We have three children, eleven years of age and under, and all seem likely to do better than us at the same age. They enjoy the traditional way of managing savings and spending by using their wallets and piggy banks.
Our childrens' income is earned by completing chores around the house. They know that it helps the family manage the day-to-day things, and we think it is important to encourage a strong work ethic.
Each of our sons is paid their dues on a weekly basis. If we are overdue with our payment to them, then they can expect penalty interest for every day we are late; we're wanting to model paying off debt as soon as possible (and yes, it is also an incentive for us to try and remember our responsibility).
They decided to split their pocket money 50/50 between savings and spending.
Their savings goes straight into their piggy banks and their spending money goes into their wallets. Whenever we go off to the shops, they just take their wallets with them to make purchases. However, it is very rare that they buy anything at all, as our children are not huge consumers. If they do want something, they will often check out different types of shops first (usually second-hand stores/flea markets/sales/discounts), then wait a few days, and if they're still interested in purchasing the item, then we help them return to buy it.
Each can remember a time of missing out, where either the bargain item had already gone, or they paid more than they needed to. This often generates a worthwhile discussion on decision-making, 'Would it have been better to buy it first time round?' or 'Was it worth it?'
We hope our boys learn from their mistakes and make this a part of the process for understanding how to make money work for them, not just accumulate. And in turn, gain an understanding that saving is more than just not spending. To save for a purpose, deliberate decision-making is essential. As it happens, good friends from Canada recently stayed with us after travelling throughout New Zealand and Australia. Talk of their wonderful travels has left us all with the desire to save enough money and visit them in a few years.

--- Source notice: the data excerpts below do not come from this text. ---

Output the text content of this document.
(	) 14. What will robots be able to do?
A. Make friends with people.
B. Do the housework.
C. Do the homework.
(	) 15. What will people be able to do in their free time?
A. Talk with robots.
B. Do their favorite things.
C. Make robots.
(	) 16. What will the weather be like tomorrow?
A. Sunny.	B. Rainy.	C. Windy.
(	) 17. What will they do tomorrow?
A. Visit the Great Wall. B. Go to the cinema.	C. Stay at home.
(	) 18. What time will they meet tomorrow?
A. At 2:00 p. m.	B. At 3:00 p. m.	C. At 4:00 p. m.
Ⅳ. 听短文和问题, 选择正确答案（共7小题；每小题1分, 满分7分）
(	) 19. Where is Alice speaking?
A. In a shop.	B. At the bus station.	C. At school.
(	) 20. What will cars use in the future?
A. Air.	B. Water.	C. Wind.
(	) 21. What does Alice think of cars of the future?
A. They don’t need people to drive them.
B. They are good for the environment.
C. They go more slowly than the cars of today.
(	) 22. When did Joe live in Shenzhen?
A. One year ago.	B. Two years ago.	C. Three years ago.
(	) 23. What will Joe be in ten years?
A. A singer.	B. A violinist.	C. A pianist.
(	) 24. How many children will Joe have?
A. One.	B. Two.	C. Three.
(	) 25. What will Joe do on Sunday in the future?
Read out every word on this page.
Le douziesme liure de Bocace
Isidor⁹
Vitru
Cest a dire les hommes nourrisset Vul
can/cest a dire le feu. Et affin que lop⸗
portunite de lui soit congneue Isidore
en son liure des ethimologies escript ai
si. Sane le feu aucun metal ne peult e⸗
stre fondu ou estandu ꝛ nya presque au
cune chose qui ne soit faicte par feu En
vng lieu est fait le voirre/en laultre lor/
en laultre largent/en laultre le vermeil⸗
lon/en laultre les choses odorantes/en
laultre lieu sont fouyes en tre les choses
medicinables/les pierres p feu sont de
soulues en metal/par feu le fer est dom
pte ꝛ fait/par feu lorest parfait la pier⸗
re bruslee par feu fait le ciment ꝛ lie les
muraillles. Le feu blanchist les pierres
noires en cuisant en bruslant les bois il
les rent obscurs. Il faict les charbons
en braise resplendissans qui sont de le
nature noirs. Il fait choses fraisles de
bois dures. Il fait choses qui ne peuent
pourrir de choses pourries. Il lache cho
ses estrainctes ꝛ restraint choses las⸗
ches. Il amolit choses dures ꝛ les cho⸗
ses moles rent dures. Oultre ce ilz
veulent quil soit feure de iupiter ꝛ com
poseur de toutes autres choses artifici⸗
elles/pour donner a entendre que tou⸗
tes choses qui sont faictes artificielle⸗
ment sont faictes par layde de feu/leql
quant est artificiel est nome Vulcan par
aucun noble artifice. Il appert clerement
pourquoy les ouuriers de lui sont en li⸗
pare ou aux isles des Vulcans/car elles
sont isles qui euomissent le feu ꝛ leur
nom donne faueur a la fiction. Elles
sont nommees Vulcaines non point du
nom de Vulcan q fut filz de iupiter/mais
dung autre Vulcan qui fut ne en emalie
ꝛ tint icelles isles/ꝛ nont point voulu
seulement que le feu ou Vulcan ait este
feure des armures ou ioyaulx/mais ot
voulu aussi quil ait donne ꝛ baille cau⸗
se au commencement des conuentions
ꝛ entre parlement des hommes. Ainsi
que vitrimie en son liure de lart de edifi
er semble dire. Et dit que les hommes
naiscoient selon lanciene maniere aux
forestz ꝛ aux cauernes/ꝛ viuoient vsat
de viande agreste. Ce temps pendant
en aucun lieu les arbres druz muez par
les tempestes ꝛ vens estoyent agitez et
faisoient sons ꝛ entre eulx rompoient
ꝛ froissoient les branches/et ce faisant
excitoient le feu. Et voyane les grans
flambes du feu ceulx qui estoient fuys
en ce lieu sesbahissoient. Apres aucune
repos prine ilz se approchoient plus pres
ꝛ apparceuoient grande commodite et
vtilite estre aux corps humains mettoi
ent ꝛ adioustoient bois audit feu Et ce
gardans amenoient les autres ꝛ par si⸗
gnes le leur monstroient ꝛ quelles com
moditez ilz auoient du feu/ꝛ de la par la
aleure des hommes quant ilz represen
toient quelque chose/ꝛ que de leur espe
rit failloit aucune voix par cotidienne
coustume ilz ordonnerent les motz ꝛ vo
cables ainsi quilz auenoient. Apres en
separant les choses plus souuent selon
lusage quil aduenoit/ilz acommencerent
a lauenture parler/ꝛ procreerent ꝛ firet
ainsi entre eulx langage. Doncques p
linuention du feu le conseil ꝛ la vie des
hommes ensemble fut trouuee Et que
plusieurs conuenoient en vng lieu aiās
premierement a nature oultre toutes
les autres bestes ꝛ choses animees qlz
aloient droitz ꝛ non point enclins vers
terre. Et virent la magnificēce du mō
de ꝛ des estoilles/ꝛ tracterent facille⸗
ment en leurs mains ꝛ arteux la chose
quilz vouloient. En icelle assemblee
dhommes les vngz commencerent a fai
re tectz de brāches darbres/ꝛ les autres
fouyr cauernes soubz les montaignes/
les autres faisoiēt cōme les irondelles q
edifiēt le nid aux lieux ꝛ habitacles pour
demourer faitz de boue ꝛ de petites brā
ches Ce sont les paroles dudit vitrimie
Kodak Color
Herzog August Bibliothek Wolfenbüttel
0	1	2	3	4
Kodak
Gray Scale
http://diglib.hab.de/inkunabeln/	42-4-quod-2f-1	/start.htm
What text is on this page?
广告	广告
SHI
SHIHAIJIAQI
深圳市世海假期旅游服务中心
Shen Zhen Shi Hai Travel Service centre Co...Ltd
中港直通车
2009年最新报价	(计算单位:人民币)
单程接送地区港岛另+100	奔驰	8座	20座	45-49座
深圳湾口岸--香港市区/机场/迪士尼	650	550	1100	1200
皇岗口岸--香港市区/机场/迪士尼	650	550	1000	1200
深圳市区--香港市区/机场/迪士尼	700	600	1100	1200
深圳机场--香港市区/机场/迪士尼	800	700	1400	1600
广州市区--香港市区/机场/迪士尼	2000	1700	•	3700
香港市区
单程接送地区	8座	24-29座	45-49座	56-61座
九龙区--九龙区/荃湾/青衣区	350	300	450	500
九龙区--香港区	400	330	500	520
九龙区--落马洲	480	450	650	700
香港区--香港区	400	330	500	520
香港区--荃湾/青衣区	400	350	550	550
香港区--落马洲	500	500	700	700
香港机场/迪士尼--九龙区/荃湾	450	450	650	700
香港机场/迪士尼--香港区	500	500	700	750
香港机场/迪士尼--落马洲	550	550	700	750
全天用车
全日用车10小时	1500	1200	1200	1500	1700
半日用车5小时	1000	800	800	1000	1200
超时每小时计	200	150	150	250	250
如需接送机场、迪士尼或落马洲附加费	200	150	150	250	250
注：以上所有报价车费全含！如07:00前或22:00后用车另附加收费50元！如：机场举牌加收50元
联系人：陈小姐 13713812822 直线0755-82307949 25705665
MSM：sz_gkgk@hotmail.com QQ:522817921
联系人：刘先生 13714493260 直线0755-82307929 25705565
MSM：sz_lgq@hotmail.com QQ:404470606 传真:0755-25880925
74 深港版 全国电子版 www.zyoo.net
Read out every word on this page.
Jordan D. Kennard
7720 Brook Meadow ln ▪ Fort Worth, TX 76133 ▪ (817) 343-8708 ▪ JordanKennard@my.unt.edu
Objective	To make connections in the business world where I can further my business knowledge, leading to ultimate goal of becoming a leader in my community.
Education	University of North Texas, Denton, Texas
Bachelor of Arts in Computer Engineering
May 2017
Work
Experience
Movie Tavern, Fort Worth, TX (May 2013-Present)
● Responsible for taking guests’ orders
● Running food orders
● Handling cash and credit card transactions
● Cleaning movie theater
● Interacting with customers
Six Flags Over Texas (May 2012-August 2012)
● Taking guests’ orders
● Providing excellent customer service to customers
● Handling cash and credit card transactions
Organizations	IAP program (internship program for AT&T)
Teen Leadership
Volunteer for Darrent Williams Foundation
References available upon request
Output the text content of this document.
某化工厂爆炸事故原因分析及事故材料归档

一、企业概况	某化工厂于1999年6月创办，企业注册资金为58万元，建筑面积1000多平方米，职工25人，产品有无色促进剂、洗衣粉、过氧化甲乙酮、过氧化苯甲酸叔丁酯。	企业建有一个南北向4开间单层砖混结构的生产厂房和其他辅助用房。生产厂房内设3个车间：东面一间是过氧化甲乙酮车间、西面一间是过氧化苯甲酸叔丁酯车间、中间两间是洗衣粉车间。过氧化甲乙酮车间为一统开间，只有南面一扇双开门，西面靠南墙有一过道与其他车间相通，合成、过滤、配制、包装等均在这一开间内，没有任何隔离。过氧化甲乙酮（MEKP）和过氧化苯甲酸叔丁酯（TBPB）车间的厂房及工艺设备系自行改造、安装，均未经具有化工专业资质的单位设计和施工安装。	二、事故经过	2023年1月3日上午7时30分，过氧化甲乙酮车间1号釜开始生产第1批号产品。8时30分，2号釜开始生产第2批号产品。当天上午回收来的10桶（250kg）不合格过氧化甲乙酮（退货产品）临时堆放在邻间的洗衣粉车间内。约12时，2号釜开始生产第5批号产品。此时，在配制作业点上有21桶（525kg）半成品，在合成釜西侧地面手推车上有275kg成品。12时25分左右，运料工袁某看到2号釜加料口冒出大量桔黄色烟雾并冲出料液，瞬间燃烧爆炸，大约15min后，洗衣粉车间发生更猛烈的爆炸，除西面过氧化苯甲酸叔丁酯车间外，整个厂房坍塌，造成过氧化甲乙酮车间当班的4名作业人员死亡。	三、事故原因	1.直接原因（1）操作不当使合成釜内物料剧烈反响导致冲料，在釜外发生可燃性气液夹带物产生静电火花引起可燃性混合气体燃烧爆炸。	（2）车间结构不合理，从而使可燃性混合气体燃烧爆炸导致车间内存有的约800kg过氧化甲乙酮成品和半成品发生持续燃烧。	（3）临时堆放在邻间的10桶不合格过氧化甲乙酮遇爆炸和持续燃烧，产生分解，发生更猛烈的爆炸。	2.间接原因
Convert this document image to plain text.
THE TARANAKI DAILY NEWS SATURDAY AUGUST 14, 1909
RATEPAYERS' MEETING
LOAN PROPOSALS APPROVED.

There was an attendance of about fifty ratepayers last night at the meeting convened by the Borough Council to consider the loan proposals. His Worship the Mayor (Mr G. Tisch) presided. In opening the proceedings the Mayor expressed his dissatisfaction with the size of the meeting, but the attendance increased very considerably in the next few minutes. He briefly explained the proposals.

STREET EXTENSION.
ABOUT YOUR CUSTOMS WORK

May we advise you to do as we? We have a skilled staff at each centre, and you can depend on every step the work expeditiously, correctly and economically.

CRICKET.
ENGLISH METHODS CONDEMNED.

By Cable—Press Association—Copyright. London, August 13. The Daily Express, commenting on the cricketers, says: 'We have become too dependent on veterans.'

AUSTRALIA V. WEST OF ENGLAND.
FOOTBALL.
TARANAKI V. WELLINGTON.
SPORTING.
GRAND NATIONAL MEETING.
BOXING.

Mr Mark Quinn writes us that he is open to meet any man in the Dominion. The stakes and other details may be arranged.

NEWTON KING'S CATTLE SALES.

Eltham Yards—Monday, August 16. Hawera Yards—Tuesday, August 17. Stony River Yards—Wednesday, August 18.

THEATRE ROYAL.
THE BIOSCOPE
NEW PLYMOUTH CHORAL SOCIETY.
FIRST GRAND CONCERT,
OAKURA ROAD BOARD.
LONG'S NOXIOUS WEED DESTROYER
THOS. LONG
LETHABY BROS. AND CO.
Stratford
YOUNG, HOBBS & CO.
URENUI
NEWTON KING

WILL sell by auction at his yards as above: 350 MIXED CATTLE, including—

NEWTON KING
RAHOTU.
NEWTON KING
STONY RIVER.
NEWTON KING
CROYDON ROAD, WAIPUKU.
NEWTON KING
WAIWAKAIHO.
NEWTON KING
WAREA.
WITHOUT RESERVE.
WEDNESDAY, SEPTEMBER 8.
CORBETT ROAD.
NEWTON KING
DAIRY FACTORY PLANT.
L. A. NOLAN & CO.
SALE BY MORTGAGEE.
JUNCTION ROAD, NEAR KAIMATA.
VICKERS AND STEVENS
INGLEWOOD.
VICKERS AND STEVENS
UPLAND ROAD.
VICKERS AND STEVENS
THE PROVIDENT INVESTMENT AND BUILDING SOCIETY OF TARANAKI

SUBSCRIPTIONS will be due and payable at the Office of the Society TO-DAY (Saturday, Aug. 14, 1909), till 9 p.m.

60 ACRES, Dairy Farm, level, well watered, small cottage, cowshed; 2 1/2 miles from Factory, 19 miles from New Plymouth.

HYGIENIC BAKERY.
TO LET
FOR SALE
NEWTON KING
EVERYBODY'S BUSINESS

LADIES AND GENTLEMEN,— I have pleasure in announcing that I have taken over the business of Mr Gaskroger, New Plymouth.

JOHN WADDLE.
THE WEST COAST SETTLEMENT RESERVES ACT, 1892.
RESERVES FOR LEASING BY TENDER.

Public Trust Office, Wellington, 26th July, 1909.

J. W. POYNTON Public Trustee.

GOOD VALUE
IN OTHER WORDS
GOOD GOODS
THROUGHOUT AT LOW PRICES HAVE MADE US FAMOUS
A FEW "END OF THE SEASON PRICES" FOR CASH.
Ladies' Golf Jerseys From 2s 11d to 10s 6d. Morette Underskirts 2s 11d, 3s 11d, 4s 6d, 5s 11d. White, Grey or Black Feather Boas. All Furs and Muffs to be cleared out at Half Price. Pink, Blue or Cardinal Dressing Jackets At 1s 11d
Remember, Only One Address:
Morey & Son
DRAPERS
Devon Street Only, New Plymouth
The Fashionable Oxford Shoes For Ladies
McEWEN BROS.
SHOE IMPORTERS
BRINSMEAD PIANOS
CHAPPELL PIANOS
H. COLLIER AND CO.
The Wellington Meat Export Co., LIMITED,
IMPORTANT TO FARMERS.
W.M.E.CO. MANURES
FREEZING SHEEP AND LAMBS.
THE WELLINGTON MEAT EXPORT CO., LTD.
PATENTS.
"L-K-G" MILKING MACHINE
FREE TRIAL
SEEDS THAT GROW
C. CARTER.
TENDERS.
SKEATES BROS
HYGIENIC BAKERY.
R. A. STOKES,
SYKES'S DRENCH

The boys have also decided on a maximum amount they want their wallet to hold. When it reaches this amount, the surplus is added to their piggy bank. They chart their savings on paper or their whiteboard. My three would love to use an app like Savings Spree but they don't have an iPad/iPhone. Each of them gets a kick out of counting their money, making the transfers (between wallet, piggy bank, bank) and recording their savings balance on their boards/paper.
The principle of surplus is also applied to their savings growth in their piggy banks each month. Once the amount reaches a certain goal (for one of our kids it is $70), they then deposit it into their bank account or decide on another way to invest it.
We know times change, kids change, and flexibility is important down the line, but this seems to be the best way for our kids to form better saving habits than we had.